Polri Sebut Anggota Jamaah Islamiyah Sumbang 5 Persen Pendapatan Untuk Organisasi

Jakarta – Kepala Biro Penerangan Masyarakat (Karopenmas) Polri Brigadir Jenderal Rusdi Hartono menuturkan, jaringan teror Jamaah Islamiyah (JI) mematok iuran 5 persen dari pendapatan yang diterimanya dalam kehidupan sehari-hari.

Iuran itu, kata Rusdi digunakan untuk memberikan dukungan pendanaan aktivitas organisasi teroris tersebut sehingga dapat tetap berjalan hingga saat ini.

“Iuran setiap gaji yang diterima oleh mereka, itu disumbangkan kepada organisasi sebanyak lima persen dari pendapatan mereka,” kata Rusdi dalam keterangannya, Selasa (2/3/2021).

Rusdi menjelaskan, kepolisian saat ini masih mendalami modus iuran tersebut yang berada di jaringan teror JI. Pasalnya, fakta tersebut pun turut terungkap usai Densus 88 menangkap 12 teroris di wilayah Jawa Timur pekan lalu.

Menurut Rusdi, selain iuran masih terdapat sejumlah metode pendanaan kelompok teror yang turut didalami oleh penyidik kepolisian.

“Ini salah satu dana yang digunakan oleh JI untuk tetap menjaga eksistensi daripada organisasi.

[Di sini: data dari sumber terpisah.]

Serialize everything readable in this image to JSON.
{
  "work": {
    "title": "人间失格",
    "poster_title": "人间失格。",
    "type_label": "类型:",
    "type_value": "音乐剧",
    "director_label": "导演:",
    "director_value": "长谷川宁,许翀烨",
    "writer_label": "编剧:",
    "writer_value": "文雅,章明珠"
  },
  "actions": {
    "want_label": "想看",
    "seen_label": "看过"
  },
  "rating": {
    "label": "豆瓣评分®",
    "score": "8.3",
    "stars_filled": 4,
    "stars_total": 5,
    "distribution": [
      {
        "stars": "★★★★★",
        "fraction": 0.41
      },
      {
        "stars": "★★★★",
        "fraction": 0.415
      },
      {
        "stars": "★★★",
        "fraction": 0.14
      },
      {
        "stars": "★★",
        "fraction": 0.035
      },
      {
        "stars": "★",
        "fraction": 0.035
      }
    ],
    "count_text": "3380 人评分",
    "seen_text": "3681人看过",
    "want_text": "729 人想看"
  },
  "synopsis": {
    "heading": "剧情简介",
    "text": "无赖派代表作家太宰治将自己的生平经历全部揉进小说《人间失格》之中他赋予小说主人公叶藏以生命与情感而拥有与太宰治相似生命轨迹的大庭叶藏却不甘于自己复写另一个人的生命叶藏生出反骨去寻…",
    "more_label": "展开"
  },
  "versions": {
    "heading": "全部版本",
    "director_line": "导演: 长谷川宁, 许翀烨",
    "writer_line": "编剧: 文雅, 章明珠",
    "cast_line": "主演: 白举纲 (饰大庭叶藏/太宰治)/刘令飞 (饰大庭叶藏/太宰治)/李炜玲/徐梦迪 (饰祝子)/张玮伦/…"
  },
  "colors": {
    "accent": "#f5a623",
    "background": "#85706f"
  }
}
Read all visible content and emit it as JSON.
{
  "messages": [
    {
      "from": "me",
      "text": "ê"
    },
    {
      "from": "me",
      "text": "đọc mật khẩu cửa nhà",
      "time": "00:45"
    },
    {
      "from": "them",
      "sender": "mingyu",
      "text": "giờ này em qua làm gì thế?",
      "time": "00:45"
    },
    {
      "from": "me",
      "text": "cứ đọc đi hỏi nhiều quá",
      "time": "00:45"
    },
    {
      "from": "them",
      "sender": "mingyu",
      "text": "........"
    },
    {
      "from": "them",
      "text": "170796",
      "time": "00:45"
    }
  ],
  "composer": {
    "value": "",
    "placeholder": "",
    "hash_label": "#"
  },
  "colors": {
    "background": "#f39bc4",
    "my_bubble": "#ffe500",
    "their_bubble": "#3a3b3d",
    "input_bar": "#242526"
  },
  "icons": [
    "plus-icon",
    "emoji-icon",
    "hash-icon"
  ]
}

Tentunya juga dengan upaya-upaya lain, dana itu. Kemarin kasus kotak amal bermasalah,” ujar Rusdi.

“Ini salah satu dana yang digunakan oleh JI untuk tetap menjaga eksistensi daripada organisasi. Tentunya juga dengan upaya-upaya lain, dana itu. Kemarin kasus kotak amal bermasalah,” ujar Rusdi.